Am oberen Ende der Kette binden wir eine Schlaufe ein. Diese ermöglicht uns jederzeitige Verwendung an allen üblichen Systemen, indem sie über den vorderen Einzelhaken unseres eingesetzten System geschlauft wird. Am unteren Ende knoten wir einen leichten aber trotzdem sehr stabilen Rigging Hook der Größe 1/0 an. Dieser Haken hat den Zweck die Wallerkette auf dem Köderfisch zu fixieren. Das würde natürlich auch mit Drahtwicklungen, ähnlich eines Drachkovitsch System funktionieren. Der Pluspunkt bei Verwendung eines Rigging Hooks ist aber das die Kette zusätzlich wie ein Stinger funktioniert.

Die Wallerkette ist schnell und sehr universiell einsetzbar, ob im Sommer unter Verwendung von U-Posen Montagen. Bei klarem Wasser, während der Laichzeit als Reizköder und vor allem ist sie die einzige Möglichkeit einer Anbindemontage in den überfluteten Gebieten bei Hochwasser, Natürlichkeit einzuhauchen. Durch die geringen Abmessungen der Auftriebskörper ist sie auch kein zusätzlicher Treibgutfänger.

 

Stockposenmontage

Das Anbinden an Sträuchern, Bäumen, einer Boje oder an einem in den Boden gesteckten Bambusstock ist seit vielen Jahren eine sehr einfache und fängige Montage.
Hierbei befestigen wir eine Auslegeschnur an dem Objekt in der Nähe unseres Spots. Mit Hilfe dieser Auslegeschnur bestimmen wir die Entfernung von unserem Anbindemontage und der Stelle an der wir den Köder präsentieren möchten. Es gibt auch verschiedene fertige Auslegersysteme im Handel. Am Ende der Auslegerschnur oder des Systems, knoten wir eine 0,45mm Reißleine an. Danach hängen wir den Karabinerwirbel über der Posenmontage in die Schlaufe der Reißleine. Jetzt stellen wir die Wassertiefe in der unser Köder präsentiert werden soll, unter Berücksichtigung der Höhe des angebunden Auslegers ein. Mit einem doppelten Schlag über ein Knicklicht oder den Feststellungsstift der Pose, fixieren wir die eingestellte Tiefe und fahren an unseren Uferplatz zurück. Wir spannen die Schnur bis sie komplett aus dem Wasser gehoben ist. Am Ufer sollte die Rute möglichst hoch und senkrecht im Rutenhalter aufgestellt werden. Dieses ermöglicht ein höheres Herausheben der Schnur über die Wasseroberfläche und lässt Treibgut unter ihr hindurchgleiten.

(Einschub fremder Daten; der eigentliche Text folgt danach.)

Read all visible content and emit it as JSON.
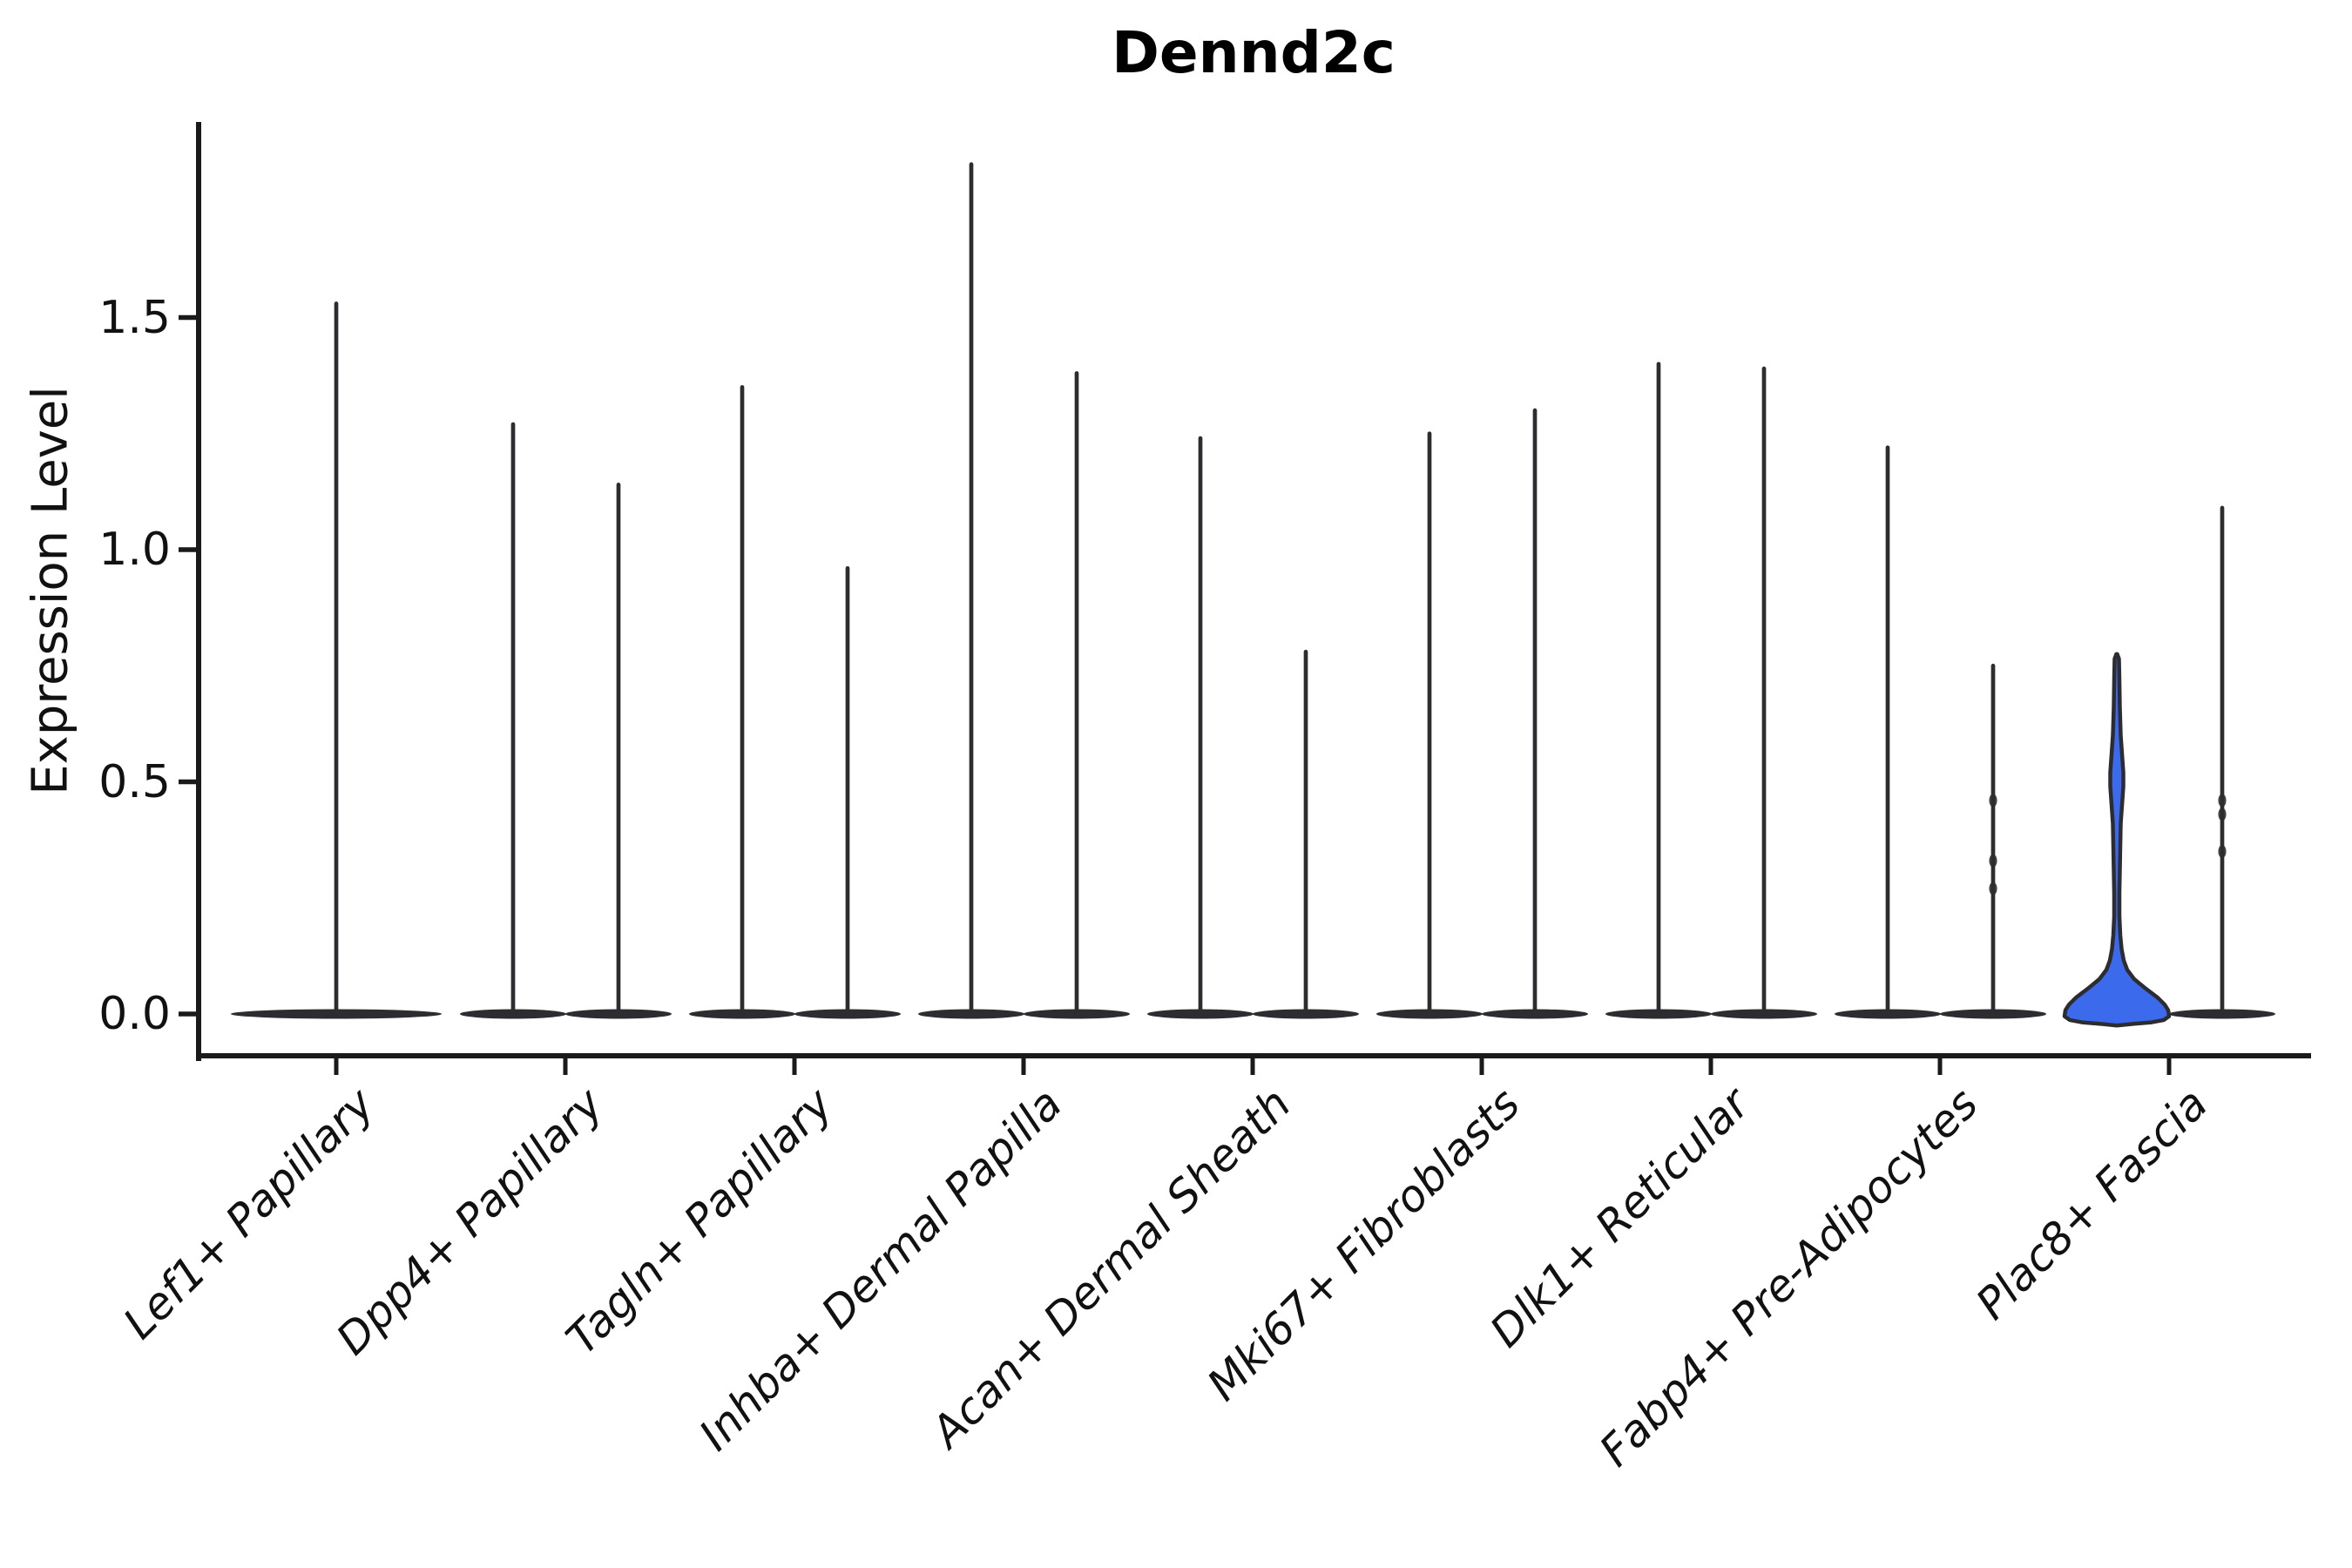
{
  "chart_data": {
    "type": "violin",
    "title": "Dennd2c",
    "ylabel": "Expression Level",
    "xlabel": "",
    "y_tick_labels": [
      "0.0",
      "0.5",
      "1.0",
      "1.5"
    ],
    "ylim": [
      -0.09,
      1.92
    ],
    "grid": false,
    "legend": null,
    "categories": [
      "Lef1+ Papillary",
      "Dpp4+ Papillary",
      "Tagln+ Papillary",
      "Inhba+ Dermal Papilla",
      "Acan+ Dermal Sheath",
      "Mki67+ Fibroblasts",
      "Dlk1+ Reticular",
      "Fabp4+ Pre-Adipocytes",
      "Plac8+ Fascia"
    ],
    "colors": {
      "outline": "#2d2d31",
      "highlight_fill": "#3b6aec",
      "axis": "#1a1a1a",
      "text": "#111111"
    },
    "series": [
      {
        "category": "Lef1+ Papillary",
        "violins": [
          {
            "side": "center",
            "max": 1.53,
            "style": "spike"
          }
        ]
      },
      {
        "category": "Dpp4+ Papillary",
        "violins": [
          {
            "side": "left",
            "max": 1.27,
            "style": "spike"
          },
          {
            "side": "right",
            "max": 1.14,
            "style": "spike"
          }
        ]
      },
      {
        "category": "Tagln+ Papillary",
        "violins": [
          {
            "side": "left",
            "max": 1.35,
            "style": "spike"
          },
          {
            "side": "right",
            "max": 0.96,
            "style": "spike"
          }
        ]
      },
      {
        "category": "Inhba+ Dermal Papilla",
        "violins": [
          {
            "side": "left",
            "max": 1.83,
            "style": "spike"
          },
          {
            "side": "right",
            "max": 1.38,
            "style": "spike"
          }
        ]
      },
      {
        "category": "Acan+ Dermal Sheath",
        "violins": [
          {
            "side": "left",
            "max": 1.24,
            "style": "spike"
          },
          {
            "side": "right",
            "max": 0.78,
            "style": "spike"
          }
        ]
      },
      {
        "category": "Mki67+ Fibroblasts",
        "violins": [
          {
            "side": "left",
            "max": 1.25,
            "style": "spike"
          },
          {
            "side": "right",
            "max": 1.3,
            "style": "spike"
          }
        ]
      },
      {
        "category": "Dlk1+ Reticular",
        "violins": [
          {
            "side": "left",
            "max": 1.4,
            "style": "spike"
          },
          {
            "side": "right",
            "max": 1.39,
            "style": "spike"
          }
        ]
      },
      {
        "category": "Fabp4+ Pre-Adipocytes",
        "violins": [
          {
            "side": "left",
            "max": 1.22,
            "style": "spike"
          },
          {
            "side": "right",
            "max": 0.75,
            "style": "spike",
            "bumps": [
              0.46,
              0.33,
              0.27
            ]
          }
        ]
      },
      {
        "category": "Plac8+ Fascia",
        "violins": [
          {
            "side": "left",
            "max": 0.76,
            "style": "filled",
            "profile": [
              [
                0.775,
                0.5
              ],
              [
                0.765,
                2.5
              ],
              [
                0.72,
                3
              ],
              [
                0.66,
                3.5
              ],
              [
                0.6,
                4.5
              ],
              [
                0.56,
                6
              ],
              [
                0.52,
                7.5
              ],
              [
                0.49,
                7.5
              ],
              [
                0.45,
                6
              ],
              [
                0.41,
                4.5
              ],
              [
                0.36,
                4
              ],
              [
                0.31,
                3.5
              ],
              [
                0.26,
                3
              ],
              [
                0.21,
                3
              ],
              [
                0.17,
                4
              ],
              [
                0.14,
                5.5
              ],
              [
                0.115,
                8
              ],
              [
                0.095,
                12
              ],
              [
                0.075,
                20
              ],
              [
                0.055,
                33
              ],
              [
                0.035,
                47
              ],
              [
                0.02,
                55
              ],
              [
                0.008,
                59
              ],
              [
                -0.005,
                60
              ],
              [
                -0.013,
                54
              ],
              [
                -0.018,
                40
              ],
              [
                -0.021,
                20
              ]
            ]
          },
          {
            "side": "right",
            "max": 1.09,
            "style": "spike",
            "bumps": [
              0.46,
              0.43,
              0.35
            ]
          }
        ]
      }
    ]
  }
}
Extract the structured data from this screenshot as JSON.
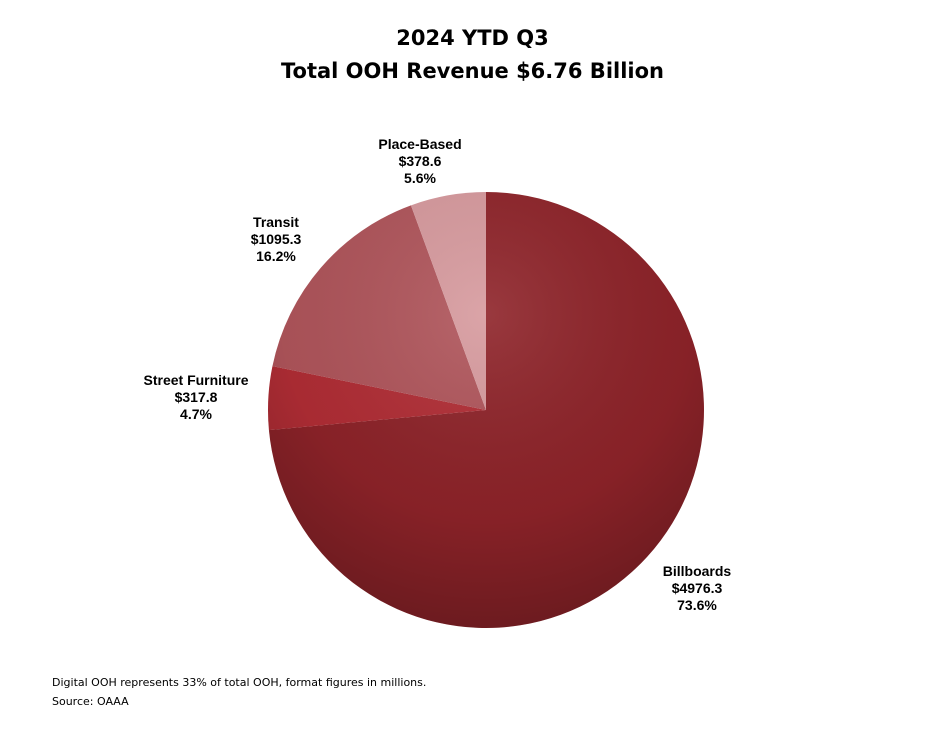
{
  "chart_data": {
    "type": "pie",
    "title": "2024 YTD Q3",
    "subtitle": "Total OOH Revenue $6.76 Billion",
    "slices": [
      {
        "name": "Billboards",
        "value": 4976.3,
        "value_label": "$4976.3",
        "percent": 73.6,
        "percent_label": "73.6%",
        "color": "#8e2329"
      },
      {
        "name": "Street Furniture",
        "value": 317.8,
        "value_label": "$317.8",
        "percent": 4.7,
        "percent_label": "4.7%",
        "color": "#b12d35"
      },
      {
        "name": "Transit",
        "value": 1095.3,
        "value_label": "$1095.3",
        "percent": 16.2,
        "percent_label": "16.2%",
        "color": "#b0555b"
      },
      {
        "name": "Place-Based",
        "value": 378.6,
        "value_label": "$378.6",
        "percent": 5.6,
        "percent_label": "5.6%",
        "color": "#d79a9e"
      }
    ],
    "start_angle": "12 o'clock",
    "direction": "clockwise",
    "legend": "none"
  },
  "footnotes": {
    "note": "Digital OOH represents 33% of total OOH, format figures in millions.",
    "source": "Source: OAAA"
  }
}
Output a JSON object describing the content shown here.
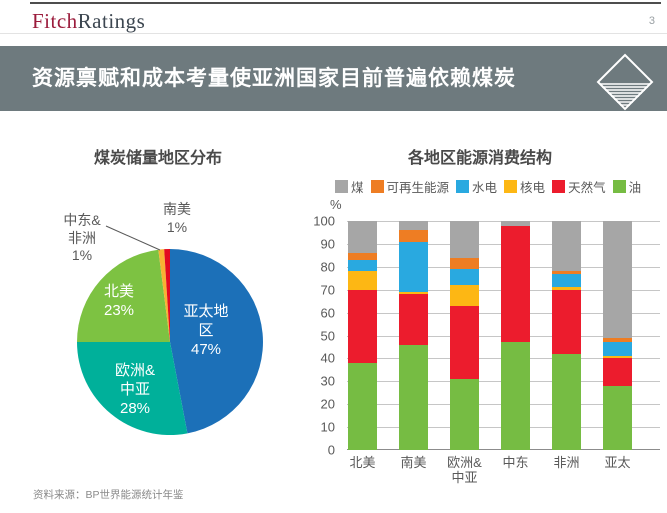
{
  "header": {
    "logo_fitch": "Fitch",
    "logo_ratings": "Ratings",
    "page_number": "3"
  },
  "title_bar": {
    "title": "资源禀赋和成本考量使亚洲国家目前普遍依赖煤炭",
    "bg_color": "#6e7a7e"
  },
  "footer": {
    "source": "资料来源：BP世界能源统计年鉴"
  },
  "chart_data": [
    {
      "type": "pie",
      "title": "煤炭储量地区分布",
      "start_angle_deg": -90,
      "direction": "clockwise",
      "slices": [
        {
          "name": "亚太地区",
          "value": 47,
          "color": "#1c70b8",
          "label": "亚太地\n区\n47%",
          "label_placement": "inside"
        },
        {
          "name": "欧洲&中亚",
          "value": 28,
          "color": "#00b09a",
          "label": "欧洲&\n中亚\n28%",
          "label_placement": "inside"
        },
        {
          "name": "北美",
          "value": 23,
          "color": "#7dc242",
          "label": "北美\n23%",
          "label_placement": "inside"
        },
        {
          "name": "中东&非洲",
          "value": 1,
          "color": "#f9b233",
          "label": "中东&\n非洲\n1%",
          "label_placement": "outside",
          "leader_line": true
        },
        {
          "name": "南美",
          "value": 1,
          "color": "#e30b20",
          "label": "南美\n1%",
          "label_placement": "outside"
        }
      ]
    },
    {
      "type": "bar",
      "stacked": true,
      "title": "各地区能源消费结构",
      "ylabel": "%",
      "ylim": [
        0,
        100
      ],
      "y_ticks": [
        0,
        10,
        20,
        30,
        40,
        50,
        60,
        70,
        80,
        90,
        100
      ],
      "grid": true,
      "legend_position": "top",
      "legend_order": [
        "煤",
        "可再生能源",
        "水电",
        "核电",
        "天然气",
        "油"
      ],
      "categories": [
        "北美",
        "南美",
        "欧洲&\n中亚",
        "中东",
        "非洲",
        "亚太"
      ],
      "series": [
        {
          "name": "油",
          "color": "#76bc43",
          "values": [
            38,
            46,
            31,
            47,
            42,
            28
          ]
        },
        {
          "name": "天然气",
          "color": "#ec1c2d",
          "values": [
            32,
            22,
            32,
            51,
            28,
            12
          ]
        },
        {
          "name": "核电",
          "color": "#fdb714",
          "values": [
            8,
            1,
            9,
            0,
            1,
            1
          ]
        },
        {
          "name": "水电",
          "color": "#29a9e0",
          "values": [
            5,
            22,
            7,
            0,
            6,
            6
          ]
        },
        {
          "name": "可再生能源",
          "color": "#ee7d23",
          "values": [
            3,
            5,
            5,
            0,
            1,
            2
          ]
        },
        {
          "name": "煤",
          "color": "#a6a6a6",
          "values": [
            14,
            4,
            16,
            2,
            22,
            51
          ]
        }
      ]
    }
  ]
}
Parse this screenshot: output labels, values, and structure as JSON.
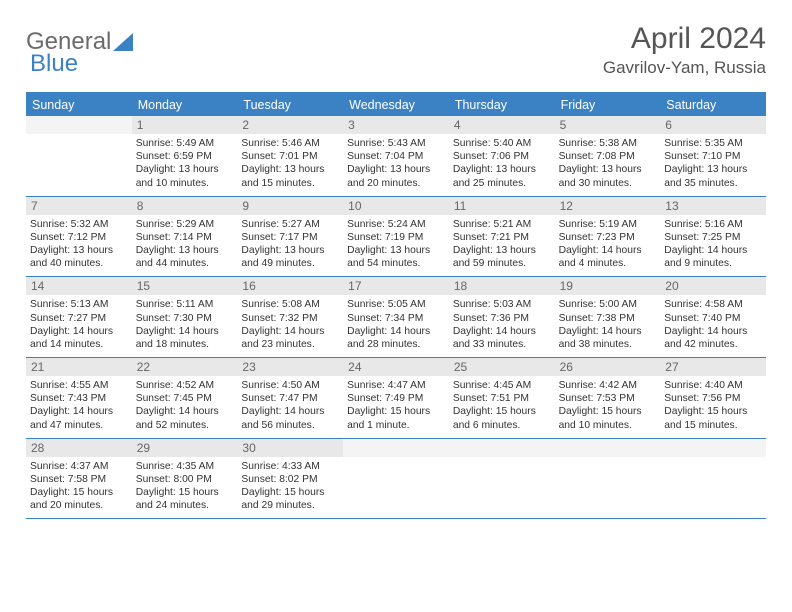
{
  "logo": {
    "text1": "General",
    "text2": "Blue"
  },
  "title": "April 2024",
  "location": "Gavrilov-Yam, Russia",
  "day_names": [
    "Sunday",
    "Monday",
    "Tuesday",
    "Wednesday",
    "Thursday",
    "Friday",
    "Saturday"
  ],
  "colors": {
    "accent": "#3b82c4",
    "header_gray": "#e8e8e8"
  },
  "weeks": [
    [
      {
        "n": "",
        "empty": true
      },
      {
        "n": "1",
        "sr": "5:49 AM",
        "ss": "6:59 PM",
        "dl": "13 hours and 10 minutes."
      },
      {
        "n": "2",
        "sr": "5:46 AM",
        "ss": "7:01 PM",
        "dl": "13 hours and 15 minutes."
      },
      {
        "n": "3",
        "sr": "5:43 AM",
        "ss": "7:04 PM",
        "dl": "13 hours and 20 minutes."
      },
      {
        "n": "4",
        "sr": "5:40 AM",
        "ss": "7:06 PM",
        "dl": "13 hours and 25 minutes."
      },
      {
        "n": "5",
        "sr": "5:38 AM",
        "ss": "7:08 PM",
        "dl": "13 hours and 30 minutes."
      },
      {
        "n": "6",
        "sr": "5:35 AM",
        "ss": "7:10 PM",
        "dl": "13 hours and 35 minutes."
      }
    ],
    [
      {
        "n": "7",
        "sr": "5:32 AM",
        "ss": "7:12 PM",
        "dl": "13 hours and 40 minutes."
      },
      {
        "n": "8",
        "sr": "5:29 AM",
        "ss": "7:14 PM",
        "dl": "13 hours and 44 minutes."
      },
      {
        "n": "9",
        "sr": "5:27 AM",
        "ss": "7:17 PM",
        "dl": "13 hours and 49 minutes."
      },
      {
        "n": "10",
        "sr": "5:24 AM",
        "ss": "7:19 PM",
        "dl": "13 hours and 54 minutes."
      },
      {
        "n": "11",
        "sr": "5:21 AM",
        "ss": "7:21 PM",
        "dl": "13 hours and 59 minutes."
      },
      {
        "n": "12",
        "sr": "5:19 AM",
        "ss": "7:23 PM",
        "dl": "14 hours and 4 minutes."
      },
      {
        "n": "13",
        "sr": "5:16 AM",
        "ss": "7:25 PM",
        "dl": "14 hours and 9 minutes."
      }
    ],
    [
      {
        "n": "14",
        "sr": "5:13 AM",
        "ss": "7:27 PM",
        "dl": "14 hours and 14 minutes."
      },
      {
        "n": "15",
        "sr": "5:11 AM",
        "ss": "7:30 PM",
        "dl": "14 hours and 18 minutes."
      },
      {
        "n": "16",
        "sr": "5:08 AM",
        "ss": "7:32 PM",
        "dl": "14 hours and 23 minutes."
      },
      {
        "n": "17",
        "sr": "5:05 AM",
        "ss": "7:34 PM",
        "dl": "14 hours and 28 minutes."
      },
      {
        "n": "18",
        "sr": "5:03 AM",
        "ss": "7:36 PM",
        "dl": "14 hours and 33 minutes."
      },
      {
        "n": "19",
        "sr": "5:00 AM",
        "ss": "7:38 PM",
        "dl": "14 hours and 38 minutes."
      },
      {
        "n": "20",
        "sr": "4:58 AM",
        "ss": "7:40 PM",
        "dl": "14 hours and 42 minutes."
      }
    ],
    [
      {
        "n": "21",
        "sr": "4:55 AM",
        "ss": "7:43 PM",
        "dl": "14 hours and 47 minutes."
      },
      {
        "n": "22",
        "sr": "4:52 AM",
        "ss": "7:45 PM",
        "dl": "14 hours and 52 minutes."
      },
      {
        "n": "23",
        "sr": "4:50 AM",
        "ss": "7:47 PM",
        "dl": "14 hours and 56 minutes."
      },
      {
        "n": "24",
        "sr": "4:47 AM",
        "ss": "7:49 PM",
        "dl": "15 hours and 1 minute."
      },
      {
        "n": "25",
        "sr": "4:45 AM",
        "ss": "7:51 PM",
        "dl": "15 hours and 6 minutes."
      },
      {
        "n": "26",
        "sr": "4:42 AM",
        "ss": "7:53 PM",
        "dl": "15 hours and 10 minutes."
      },
      {
        "n": "27",
        "sr": "4:40 AM",
        "ss": "7:56 PM",
        "dl": "15 hours and 15 minutes."
      }
    ],
    [
      {
        "n": "28",
        "sr": "4:37 AM",
        "ss": "7:58 PM",
        "dl": "15 hours and 20 minutes."
      },
      {
        "n": "29",
        "sr": "4:35 AM",
        "ss": "8:00 PM",
        "dl": "15 hours and 24 minutes."
      },
      {
        "n": "30",
        "sr": "4:33 AM",
        "ss": "8:02 PM",
        "dl": "15 hours and 29 minutes."
      },
      {
        "n": "",
        "empty": true
      },
      {
        "n": "",
        "empty": true
      },
      {
        "n": "",
        "empty": true
      },
      {
        "n": "",
        "empty": true
      }
    ]
  ],
  "labels": {
    "sunrise": "Sunrise: ",
    "sunset": "Sunset: ",
    "daylight": "Daylight: "
  }
}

Die Montage eignet sich perfekt für das Angeln in Überflutungsgebieten bei hohen Wasserständen, wenn viel Treibgut im Angelbereich vorhanden ist oder die Welse aktiv auf Nahrungssuche sind und ihre Beute an der Oberfläche oder im Mittelwasser jagen. Da nur das Vorfach mit dem Köder im Wasser ist, kann diese Montage immer fangbar präsentiert werden im Still und Fliessgewässer. In Deutschland sinnvollerweise in Verbindung mit der erläuterten Wallerkette.